Greig Roth is a fictional character from the BBC Scotland soap opera River City played by Glen Wallace. He was introduced in 2016 alongside his wife Lorna (Alana Hood) and daughters Frankie (Lorna McMenemy) and Katie (Libby Dye).

== Lorna Roth ==

Lorna Roth is a fictional character from the BBC Scotland soap opera River City played by Alana Hood. She was introduced in 2016 alongside her husband Greig (Glen Wallace) and daughters Frankie (Lorna McMenemy) and Katie (Libby Dye). She is the younger sister of local GP Annie Murdoch (Dawn Steele).

== Frankie Roth ==

Frankie Roth is a fictional character from the BBC Scotland soap opera River City played by Lorna McMenemy. She was introduced in 2016 alongside her parents Greig (Glen Wallace) and Lorna (Alana Hood) and sister Katie (Libby Dye).

She dated Angus Lindsay and dealt with bulimia. She killed villain Rick Harper (Alex Ferns).

== Katie Roth ==

Katie Roth is a fictional character from the BBC Scotland soap opera River City played by Libby Dye. She was introduced in 2016 alongside her parents Greig (Glen Wallace) and Lorna (Alana Hood) and sister Frankie (Lorna McMenemy).

== Andy Cousins ==

Andy Cousins is a fictional character from the BBC Scotland soap opera River City played by Blue singer Simon Webbe in his television debut. Andy first appeared in November 2016. Webbe did not use a Scottish accent for the role. Andy is a former army soldier and a close friend of the Roth family.

== Mackenzie O'Hara ==

Mackenzie O'Hara is a fictional character from the BBC Scotland soap opera River City played by Connor McPhelim. He is the son of Kim O'Hara (Frances Thorburn).

== Rick Harper ==

Rick Harper is a fictional character from the BBC Scotland soap opera River City played by Alex Ferns.
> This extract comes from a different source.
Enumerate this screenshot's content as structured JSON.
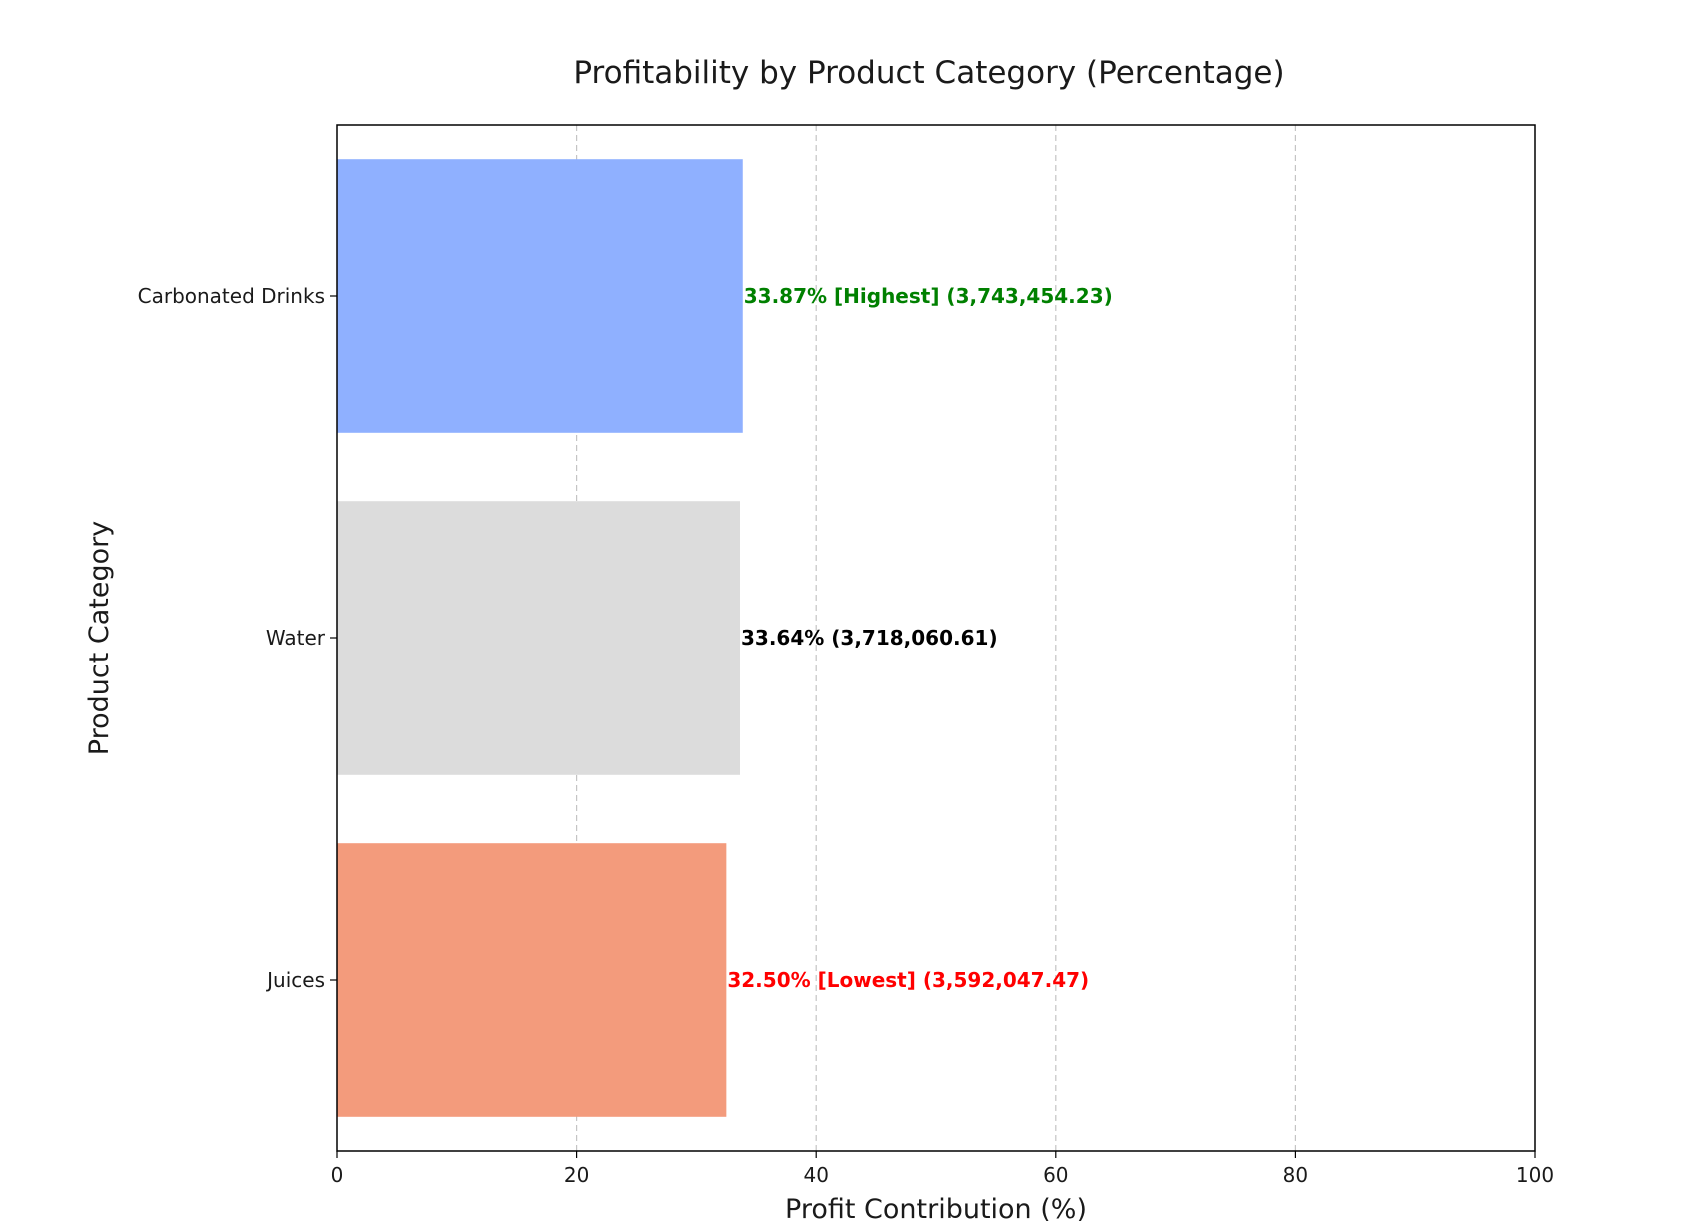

The villain was killed off in a whodunit storyline when he was hit on the head with a candle stick, later revealed to be Frankie Roth (Lorna McMenemy).

== Dougie Patterson ==

Dougie Patterson is a fictional character from the BBC Scotland soap opera River City played by Stewart Porter.

== Charlotte Crozier ==

Charlotte Crozier (also Murdoch) is a fictional character from the BBC Scotland soap opera River City played by Daisy Veldhoven.

== Jules Belmont ==

Jules Belmont is a fictional character from the BBC Scotland soap opera River City played by Aisha Toussaint.

== Shelley Belmont ==

Shelley Belmont is a fictional character from the BBC Scotland soap opera River City played by Adiza Shardow.

== Farah Khurana ==

Farah Khurana is a fictional character from the BBC Scotland soap opera River City played by Shobna Gulati. Gulati is famous from playing Sunita Alahan in Coronation Street. Farah is a university friend of artisan baker AJ Jandhu. The character is described as "fun loving".

== John McLean ==

John McLean is a fictional character from the BBC Scotland soap opera River City played by Frank Gilhooley.

John is involved in an incest and sex abuse storyline.

== Danny Turner ==

Danny Turner is a fictional character from the BBC Scotland soap opera River City played by Neil Pendleton from 2017 to 2018.